Here are eight steps to writing a press release that gets noticed, rather than composted.
- Who cares? Press releases cross reporters’ desks (or Inboxes) by the bushelful, every day of the week. Why should they care about yours? The key to a successful release, whether you target traditional media, online media, or both, is knowing what journalists, bloggers, and other content creators/curators want. How will your information benefit their audience? You need to give them the WIIFMs (What’s In It For Me?). A WIIFM means, first, creating a press release that’s relevant and useful, not simply hyping your brand. Second, the news should be pertinent to this particular publication. Focus on the impact your news makes for your industry, and specifically, for your target audience, which ideally dovetails with the publication’s readership.

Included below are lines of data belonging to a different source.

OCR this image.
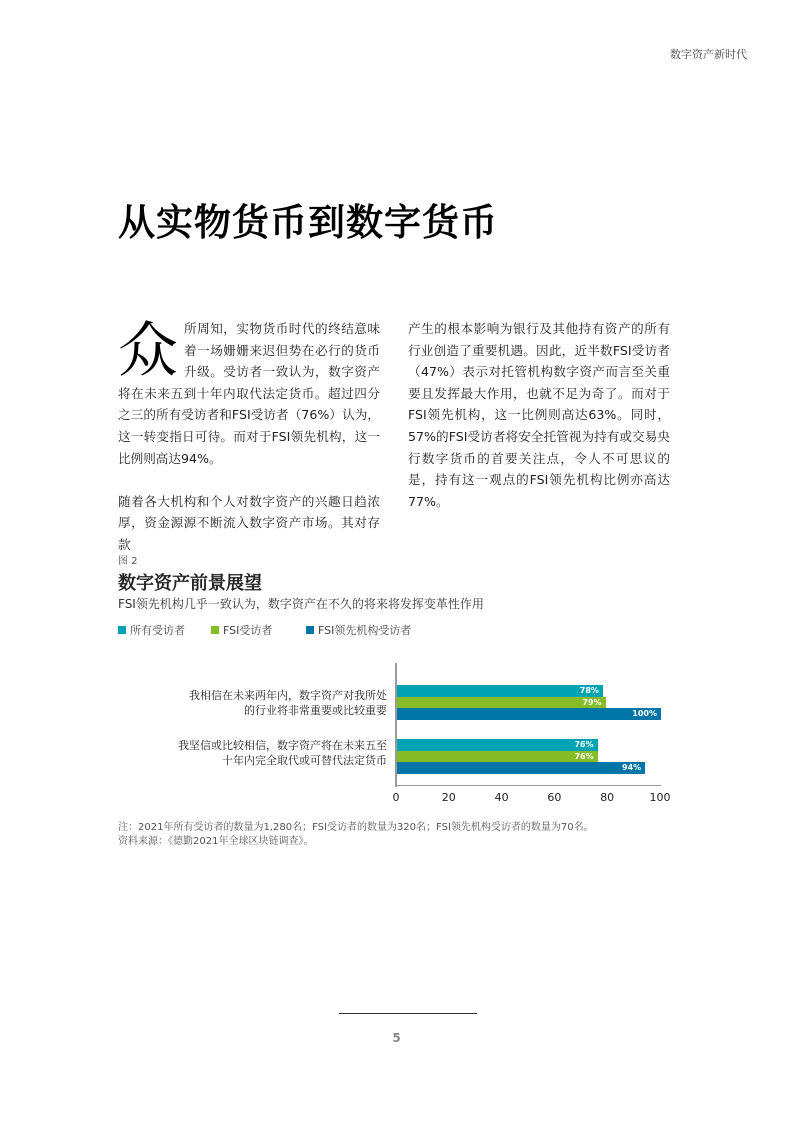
数字资产新时代
从实物货币到数字货币

众所周知，实物货币时代的终结意味着一场姗姗来迟但势在必行的货币升级。受访者一致认为，数字资产将在未来五到十年内取代法定货币。超过四分之三的所有受访者和FSI受访者（76%）认为，这一转变指日可待。而对于FSI领先机构，这一比例则高达94%。

随着各大机构和个人对数字资产的兴趣日趋浓厚，资金源源不断流入数字资产市场。其对存款

产生的根本影响为银行及其他持有资产的所有行业创造了重要机遇。因此，近半数FSI受访者（47%）表示对托管机构数字资产而言至关重要且发挥最大作用，也就不足为奇了。而对于FSI领先机构，这一比例则高达63%。同时， 57%的FSI受访者将安全托管视为持有或交易央行数字货币的首要关注点，令人不可思议的是，持有这一观点的FSI领先机构比例亦高达77%。

图 2
数字资产前景展望
FSI领先机构几乎一致认为，数字资产在不久的将来将发挥变革性作用
所有受访者	FSI受访者	FSI领先机构受访者
我相信在未来两年内，数字资产对我所处
的行业将非常重要或比较重要
我坚信或比较相信，数字资产将在未来五至
十年内完全取代或可替代法定货币
78%
76%
79%
76%
100%
94%
0	20	40	60	80	100
注：2021年所有受访者的数量为1,280名；FSI受访者的数量为320名；FSI领先机构受访者的数量为70名。
资料来源：《德勤2021年全球区块链调查》。
5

- Keep it real. Are you just reporting facts, or does your news lend itself to a real-life example? When the reporter can lead with a consumer story that has changed a life, the release becomes exponentially more valuable, because you’ve just made their job ten times easier. The same holds true with new research in science, medicine, technology, etc.: if you can show how this information will alter people’s lives or change their business, it makes the press release immediately useful for the reporter.
- Make it digitally relevant. While you may be pitching print publications, or sources that have both print and digital versions, be mindful that this is not the age of print. Whereas once, public relations meant mailing a press release to targeted journalists who covered your industry, today the PR landscape spans print and online media, with a vast array of tools and apps to support getting the word out. Include multimedia assets with your release, such as video or podcast links, graphs and images that will grab attention and can be used in multiple media. The journalists will appreciate the effort you’ve made to make their job easier.
- Master the sound bite. Journalists need to fill their columns with interesting, useful information every day/week/month. So do bloggers and social media sites. It’s tremendously helpful to have experts on tap that they can call or email for quick quotes and background material. Can you offer a C-suite resource from your company who journalists can contact when they need an expert quote for a story? Bonus: your brand will get mentioned in the media even when you haven’t sent a press release. And expert quotes carry a lot of weight.
- Get to know them. One of the best ways to get your release noticed is to build relationships with the key publications or other media outlets in your industry. Reach out when you don’t have a release to share, introduce yourself, and find out what types of information the journalists want most. Be mindful of quid pro quo. Though most journalists don’t subscribe to this kind of exchange on ethical grounds, being supportive is always a boon. Perhaps, for example, you can post some other story from their publication on your company’s Facebook or Twitter feed.
- Stand in their shoes. It’s never just about a single story. What industry stories have the publications you’re targeting been following? How can your news fit into this thematic cycle? Again, thinking of your press release from the journalist’s perspective will help you stand out.
- Compel from the top. An extraordinary headline ensures your release won’t immediately be relegated to the recycle bin. What’s the most compelling aspect of what you have to share? If a new medication has the potential to reduce chronic pain, and clinical trials have already found it to be effective in 76 percent of patients, that’s your headline: New drug cures pain in 76% at clinical trial. Then you can delve into how it works, how it was developed, etc. First, deliver the wow factor for their audience.
- Spel rite or luz out. Okay, those typos are over the top to prove a point, but it’s easy enough to accidentally send out a release with spelling or grammatical errors, especially when autocorrect so often isn’t. Re-read your press release carefully before you hit Send, checking not just for spelling but also syntax: is there a better, tighter way of writing a certain sentence? The cleaner and clearer the copy, the more likely the journalist is to read and run your release—and to want to work with you in the future.